De même que Hamlet ne cesse de prouver comment un grand acteur peut se dépasser (ce qu’un dramaturge et acteur français a appelé devenir plus grand que soi5), il nous fait également comprendre que, dans l’imagination d’un grand lecteur, une pièce de théâtre peut devenir plus grande que soi.

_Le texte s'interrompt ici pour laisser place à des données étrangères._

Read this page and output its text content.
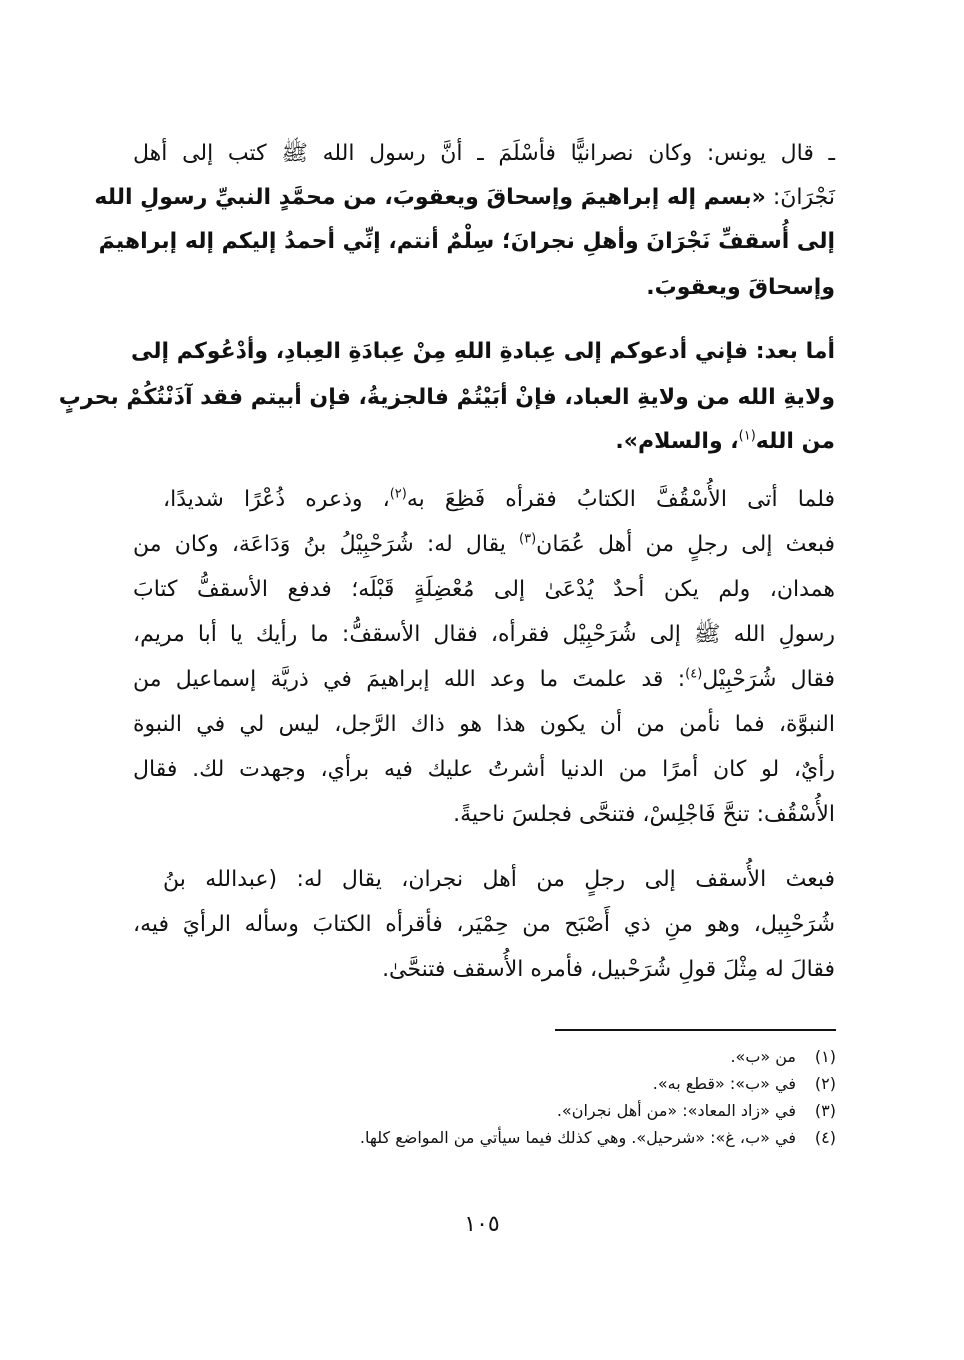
ـ قال يونس: وكان نصرانيًّا فأسْلَمَ ـ أنَّ رسول الله ﷺ كتب إلى أهل
نَجْرَانَ: «بسم إله إبراهيمَ وإسحاقَ ويعقوبَ، من محمَّدٍ النبيِّ رسولِ الله
إلى أُسقفِّ نَجْرَانَ وأهلِ نجرانَ؛ سِلْمٌ أنتم، إنِّي أحمدُ إليكم إله إبراهيمَ
وإسحاقَ ويعقوبَ.
أما بعد: فإني أدعوكم إلى عِبادةِ اللهِ مِنْ عِبادَةِ العِبادِ، وأدْعُوكم إلى
ولايةِ الله من ولايةِ العباد، فإنْ أبَيْتُمْ فالجزيةُ، فإن أبيتم فقد آذَنْتُكُمْ بحربٍ
من الله$^{(١)}$، والسلام».
فلما أتى الأُسْقُفَّ الكتابُ فقرأه فَظِعَ به$^{(٢)}$، وذعره ذُعْرًا شديدًا،
فبعث إلى رجلٍ من أهل عُمَان$^{(٣)}$ يقال له: شُرَحْبِيْلُ بنُ وَدَاعَة، وكان من
همدان، ولم يكن أحدٌ يُدْعَىٰ إلى مُعْضِلَةٍ قَبْلَه؛ فدفع الأسقفُّ كتابَ
رسولِ الله ﷺ إلى شُرَحْبِيْل فقرأه، فقال الأسقفُّ: ما رأيك يا أبا مريم،
فقال شُرَحْبِيْل$^{(٤)}$: قد علمتَ ما وعد الله إبراهيمَ في ذريَّة إسماعيل من
النبوَّة، فما نأمن من أن يكون هذا هو ذاك الرَّجل، ليس لي في النبوة
رأيٌ، لو كان أمرًا من الدنيا أشرتُ عليك فيه برأي، وجهدت لك. فقال
الأُسْقُف: تنحَّ فَاجْلِسْ، فتنحَّى فجلسَ ناحيةً.
فبعث الأُسقف إلى رجلٍ من أهل نجران، يقال له: (عبدالله بنُ
شُرَحْبِيل، وهو منِ ذي أَصْبَح من حِمْيَر، فأقرأه الكتابَ وسأله الرأيَ فيه،
فقالَ له مِثْلَ قولِ شُرَحْبيل، فأمره الأُسقف فتنحَّىٰ.
(١)من «ب».
(٢)في «ب»: «قطع به».
(٣)في «زاد المعاد»: «من أهل نجران».
(٤)في «ب، غ»: «شرحيل». وهي كذلك فيما سيأتي من المواضع كلها.
١٠٥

Laissant maintenant Hamlet, je pourrais en venir au propos qui, jusqu’ici, est resté caché derrière cet échange de répliques embarrassées entre un dramaturge et un romancier logés (un peu à l’étroit) dans la même peau : je crois que l’on pourrait rendre le théâtre plus riche en le rendant plus vrai. Au cours de son errance en compagnie de cette fille de joie qui se piquait de littérature et de son ami constipé (celui qui aimait deux sœurs à la fois), Henry Miller a eu la révélation du Hamlet éternel. Même sans bénéficier d’une compagnie aussi stimulante, il est possible d’avoir également la révélation du drame éternel : une pièce dans laquelle les personnages finissent toujours par partir ou bien par tirer les uns sur les autres, ou sur eux-mêmes, à moins qu’ils ne trouvent une autre façon encore de forcer l’action à s’arrêter avant que le rideau ne tombe. La loi du genre semble prescrire un processus dramatique grossier qui s’accorde fort mal avec la finesse des moyens dont dispose maintenant le théâtre pour créer la tension, même à partir de choses subtiles. Pour ma part, j’ai fort envie d’imaginer une forme de drame qui donnerait l’illusion de la vie au point de ne pas avoir de fin et de permettre à l’action de s’accoupler à des actions de rencontre avec autant de désinvolture et aussi peu de vergogne que dans la réalité. En un mot, je crois que, au moins pendant une période de transition, le drame aurait bien besoin de se dédramatiser.
Il fut un temps où un auxiliaire relevant de la technique romanesque tel que le monologue intérieur était monnaie courante sur scène. Les acteurs cessaient tout à coup de jouer pendant de longs moments. Au cours de ces pauses, leur inconscient était censé prendre la parole.